Die Entwicklungsländer sind in den vergangenen Jahren mehr und mehr als globaler Wachstumsmotor ausgefallen. Dies lag hauptsächlich darin begründet, dass Schwellenländer wie China sich weiterentwickeln wollen - vom Investitionsstandort hin zum Innovationsstandort. Diese Länder möchten also nicht nur billig produzieren, sondern die Produkte auch selbst entwickeln und damit in der Wertschöpfungskette der Weltwirtschaft weiter nach oben rücken – eine Strategie, die vor dem Hintergrund der demographischen Herausforderungen in den asiatischen Ländern auch geboten ist. In Südamerika, wo das Wachstum hauptsächlich von Brasilien getragen wurde, hat eine fehlgeleitete Wirtschaft- und Strukturpolitik das Wachstumstempo merklich gedrosselt.

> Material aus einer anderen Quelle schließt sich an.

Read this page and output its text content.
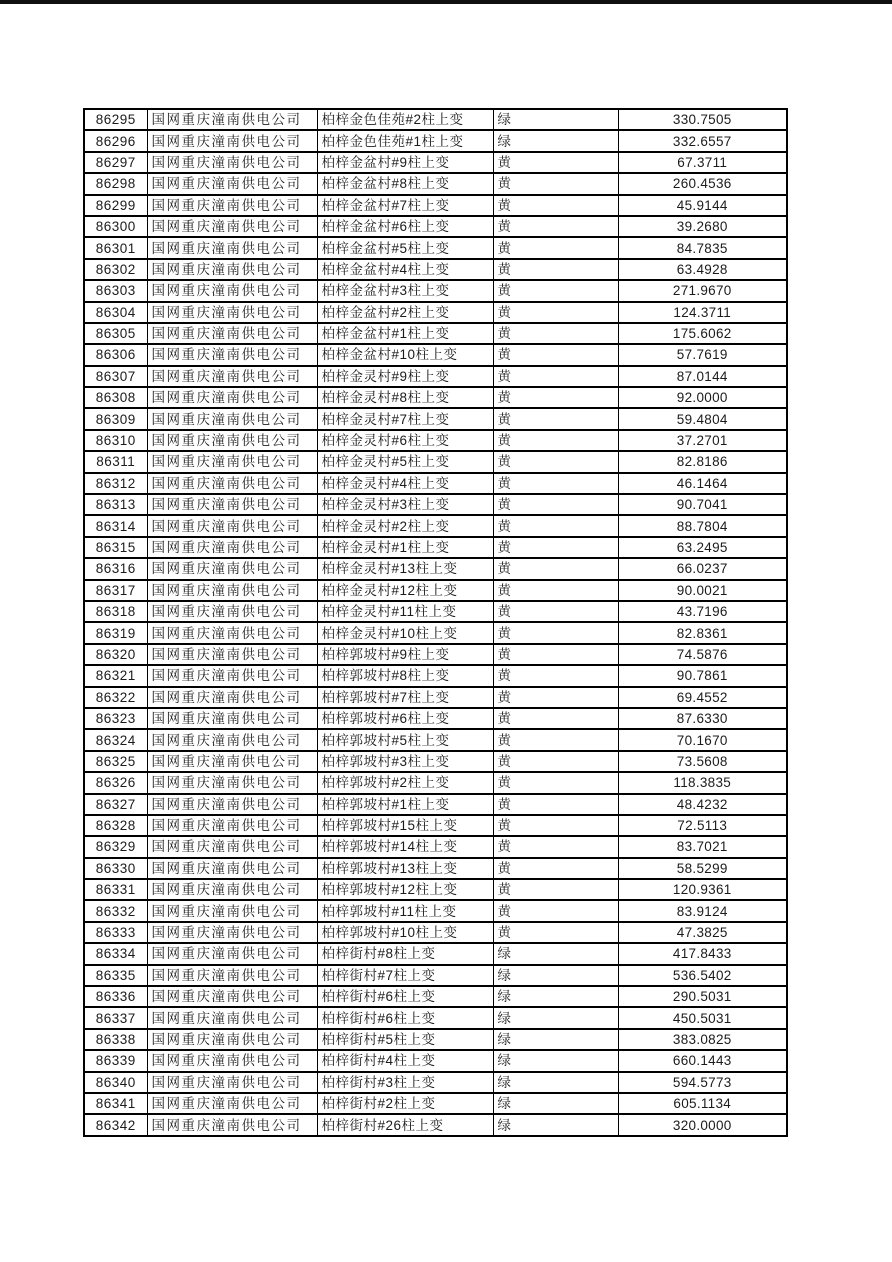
86295	国网重庆潼南供电公司	柏梓金色佳苑#2柱上变	绿	330.7505
86296	国网重庆潼南供电公司	柏梓金色佳苑#1柱上变	绿	332.6557
86297	国网重庆潼南供电公司	柏梓金盆村#9柱上变	黄	67.3711
86298	国网重庆潼南供电公司	柏梓金盆村#8柱上变	黄	260.4536
86299	国网重庆潼南供电公司	柏梓金盆村#7柱上变	黄	45.9144
86300	国网重庆潼南供电公司	柏梓金盆村#6柱上变	黄	39.2680
86301	国网重庆潼南供电公司	柏梓金盆村#5柱上变	黄	84.7835
86302	国网重庆潼南供电公司	柏梓金盆村#4柱上变	黄	63.4928
86303	国网重庆潼南供电公司	柏梓金盆村#3柱上变	黄	271.9670
86304	国网重庆潼南供电公司	柏梓金盆村#2柱上变	黄	124.3711
86305	国网重庆潼南供电公司	柏梓金盆村#1柱上变	黄	175.6062
86306	国网重庆潼南供电公司	柏梓金盆村#10柱上变	黄	57.7619
86307	国网重庆潼南供电公司	柏梓金灵村#9柱上变	黄	87.0144
86308	国网重庆潼南供电公司	柏梓金灵村#8柱上变	黄	92.0000
86309	国网重庆潼南供电公司	柏梓金灵村#7柱上变	黄	59.4804
86310	国网重庆潼南供电公司	柏梓金灵村#6柱上变	黄	37.2701
86311	国网重庆潼南供电公司	柏梓金灵村#5柱上变	黄	82.8186
86312	国网重庆潼南供电公司	柏梓金灵村#4柱上变	黄	46.1464
86313	国网重庆潼南供电公司	柏梓金灵村#3柱上变	黄	90.7041
86314	国网重庆潼南供电公司	柏梓金灵村#2柱上变	黄	88.7804
86315	国网重庆潼南供电公司	柏梓金灵村#1柱上变	黄	63.2495
86316	国网重庆潼南供电公司	柏梓金灵村#13柱上变	黄	66.0237
86317	国网重庆潼南供电公司	柏梓金灵村#12柱上变	黄	90.0021
86318	国网重庆潼南供电公司	柏梓金灵村#11柱上变	黄	43.7196
86319	国网重庆潼南供电公司	柏梓金灵村#10柱上变	黄	82.8361
86320	国网重庆潼南供电公司	柏梓郭坡村#9柱上变	黄	74.5876
86321	国网重庆潼南供电公司	柏梓郭坡村#8柱上变	黄	90.7861
86322	国网重庆潼南供电公司	柏梓郭坡村#7柱上变	黄	69.4552
86323	国网重庆潼南供电公司	柏梓郭坡村#6柱上变	黄	87.6330
86324	国网重庆潼南供电公司	柏梓郭坡村#5柱上变	黄	70.1670
86325	国网重庆潼南供电公司	柏梓郭坡村#3柱上变	黄	73.5608
86326	国网重庆潼南供电公司	柏梓郭坡村#2柱上变	黄	118.3835
86327	国网重庆潼南供电公司	柏梓郭坡村#1柱上变	黄	48.4232
86328	国网重庆潼南供电公司	柏梓郭坡村#15柱上变	黄	72.5113
86329	国网重庆潼南供电公司	柏梓郭坡村#14柱上变	黄	83.7021
86330	国网重庆潼南供电公司	柏梓郭坡村#13柱上变	黄	58.5299
86331	国网重庆潼南供电公司	柏梓郭坡村#12柱上变	黄	120.9361
86332	国网重庆潼南供电公司	柏梓郭坡村#11柱上变	黄	83.9124
86333	国网重庆潼南供电公司	柏梓郭坡村#10柱上变	黄	47.3825
86334	国网重庆潼南供电公司	柏梓街村#8柱上变	绿	417.8433
86335	国网重庆潼南供电公司	柏梓街村#7柱上变	绿	536.5402
86336	国网重庆潼南供电公司	柏梓街村#6柱上变	绿	290.5031
86337	国网重庆潼南供电公司	柏梓街村#6柱上变	绿	450.5031
86338	国网重庆潼南供电公司	柏梓街村#5柱上变	绿	383.0825
86339	国网重庆潼南供电公司	柏梓街村#4柱上变	绿	660.1443
86340	国网重庆潼南供电公司	柏梓街村#3柱上变	绿	594.5773
86341	国网重庆潼南供电公司	柏梓街村#2柱上变	绿	605.1134
86342	国网重庆潼南供电公司	柏梓街村#26柱上变	绿	320.0000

Stefan Bielmeier Quelle: Presse

Somit blieben als Motoren der Weltwirtschaft noch die Industrieländer. Insbesondere die USA, Großbritannien und Deutschland haben diese Rolle übernommen. Sie kämpfen jedoch mit einer – als Lehre aus der Finanzkrise politisch und gesellschaftlich gewünschten – zunehmenden Regulierung des Finanzsektors und einer spürbaren Investitionszurückhaltung. Letztere geht wohl auf die weltweit immer noch hohen Kapazitäten zurück, die in den Jahren vor der Krise 2008/2009 aufgebaut wurden und die immer noch nicht voll ausgelastet sind. Die Produktionskapazitäten waren früher auf ein globales Wirtschaftswachstum von rund vier Prozent pro Jahr ausgelegt. Seit 2009 liegt das durchschnittliche Wachstum jedoch nur noch bei rund drei Prozent. Ein anderer wichtiger Faktor ist die zunehmende Zahl weltpolitischer Krisenherde. So ist es nicht verwunderlich, dass sich die Unternehmen mit Investitionen zurückhalten. Die fehlende globale Investitionsbelebung ist somit ein Merkmal des aktuellen Wachstumszyklus.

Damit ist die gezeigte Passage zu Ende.